Uludj Ali (variously known as Uluch Ali, Kiliç Ali Paşa, El Ulucchialim, and to the Italians, Occhiali), born in 1519 as Giovanni Dionigi Galeni, the son of a Calabrian fisherman, was the last of Khairedihn’s great commanders. Calabria, the sharp, rocky toe of Italy with its many inlets and coastal villages, had been a natural haunt for pirates and smugglers since before the days of the Greeks; and if there was little enough treasure to steal, there were always people to kidnap. Galeni was snatched in one of the too frequent slave raids. Rumor—since proven untrue but persistent to this day—held that he was a failed Jesuit, or that he was at least intended for the church, when he was taken by Muslim corsairs.

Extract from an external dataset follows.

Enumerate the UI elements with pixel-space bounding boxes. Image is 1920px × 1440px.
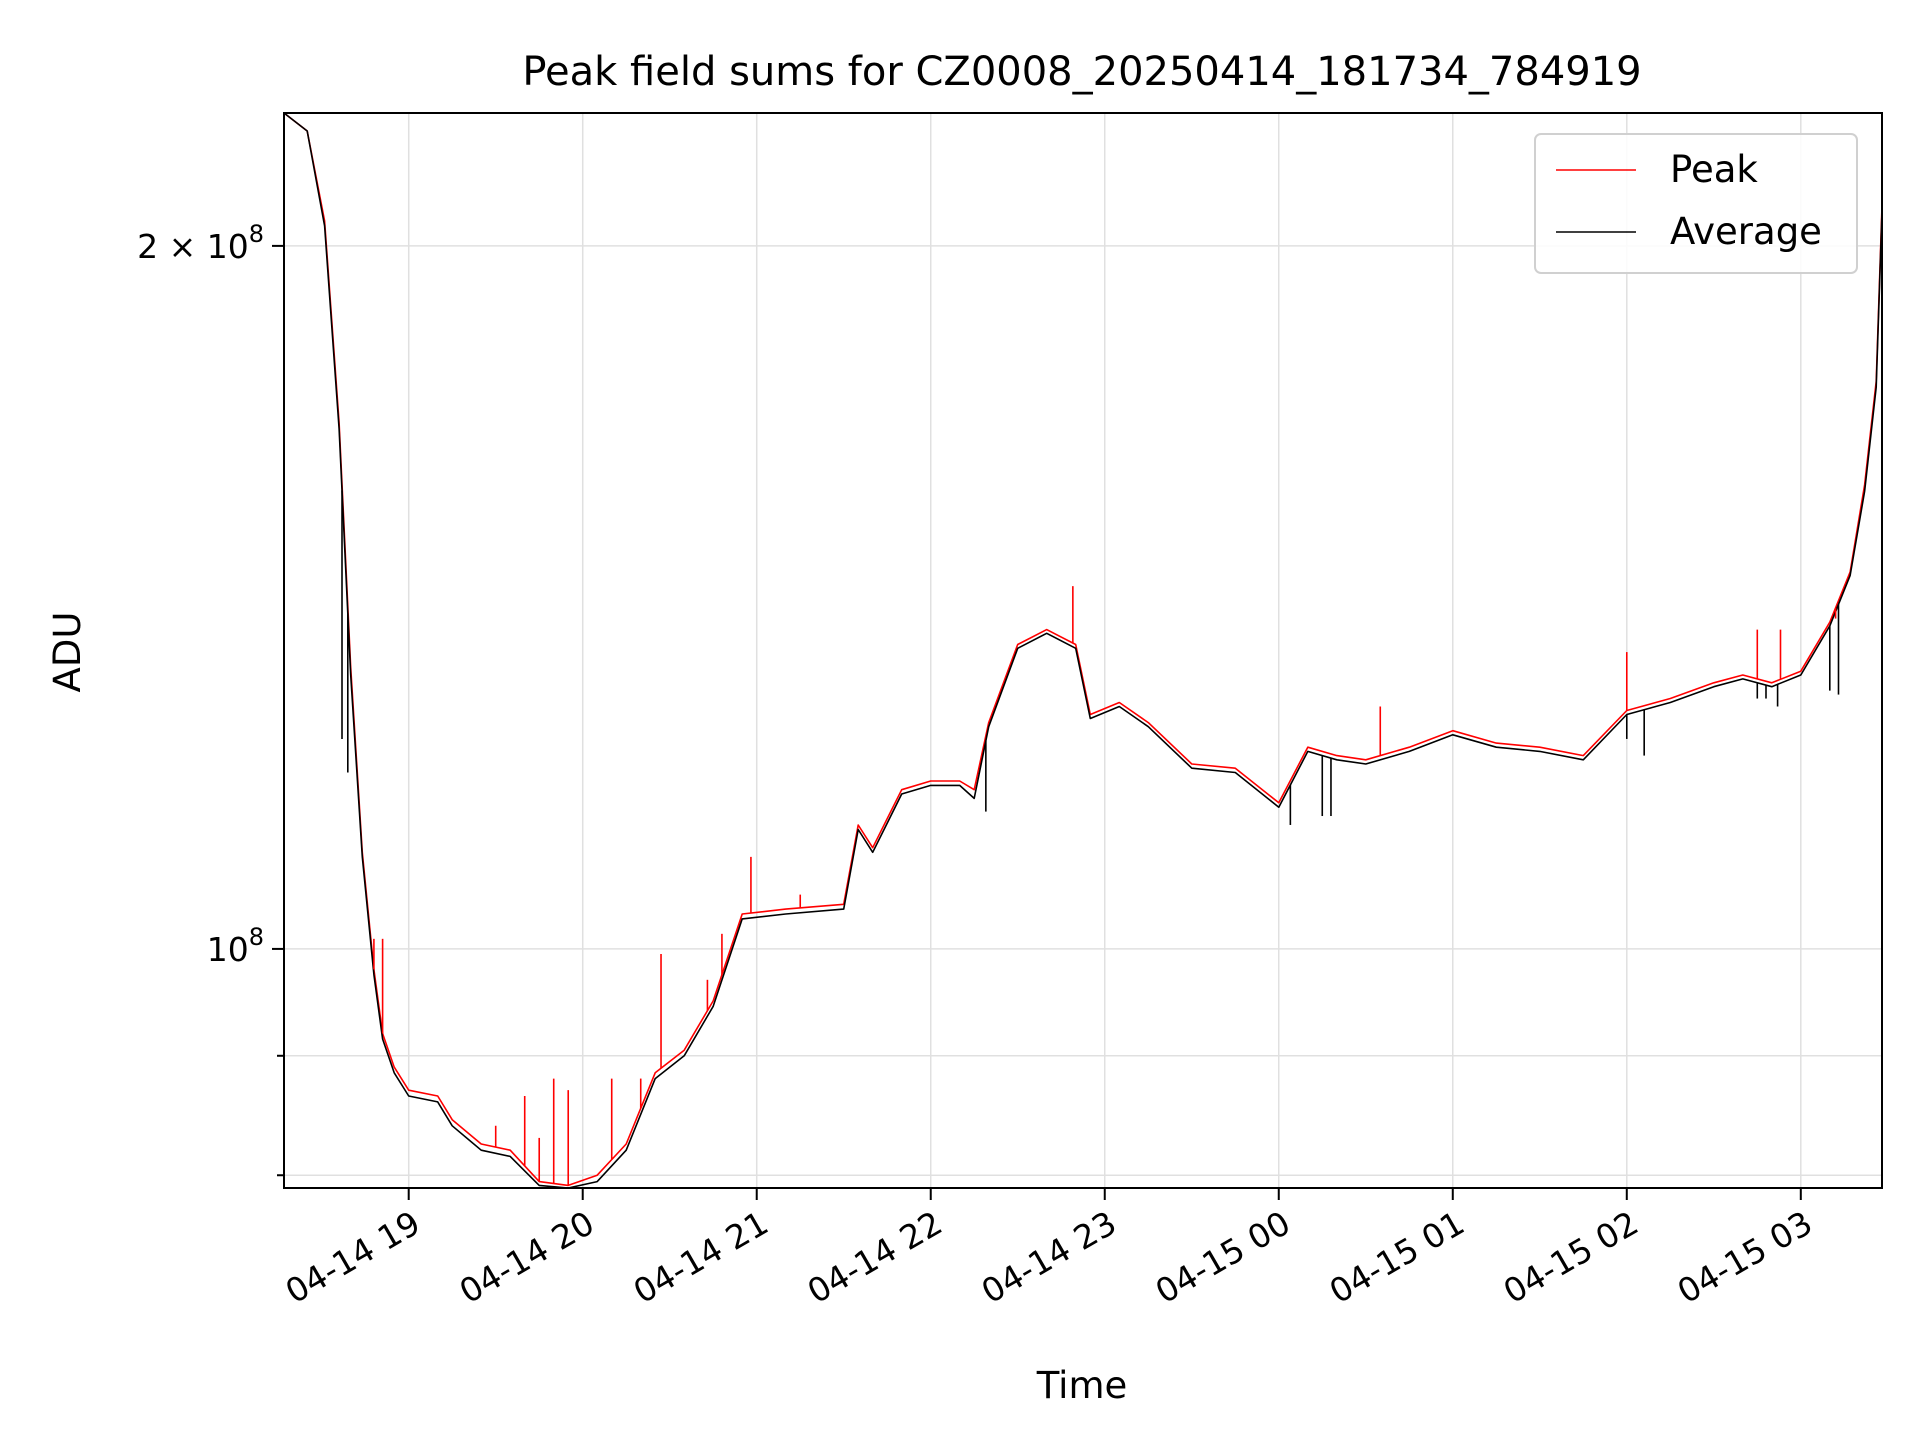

Galeni was short, squat, scabrous, shrewd, loud-mouthed, and apparently fearless. He was hustled on board the corsairs’ galley and chained to the rowing benches with the rest of the miserable Christians. It was a common enough story of the time; and with no family connections and no money, his only hope of freedom was that a Christian pirate, or the Knights of St. John, might seize the vessel. Until then, endurance, faith, and patience were the chief allies of a galley slave. Galeni may have had all those qualities, but he did not have tact. Where others would row in silence, Galeni spoke out loudly and often, freely criticizing the way the captain and crew were handling the ship. A cruder man might have taken offense at a slave’s backtalk, but Chaifer Rais, who owned the galley, was fascinated by the Calabrian. Something might be made of a man like this.

The story goes that Chaifer Rais brought his ships back home to Egypt and Galeni into his house. He made the Calabrian a proposition. If he would accept the blessings of Islam, his master would take him on as a business partner and give him command of one of his ships. It was a generous offer, and it took a strong man to turn it down. Galeni was never anything but strong, and his Christian faith was still powerful enough to send him back to the oar bench.

What the captain could not force, Galeni’s own temper made inevitable. One day a fellow oarsman, presumably tired of this man’s mouth, insulted him, one guesses grievously.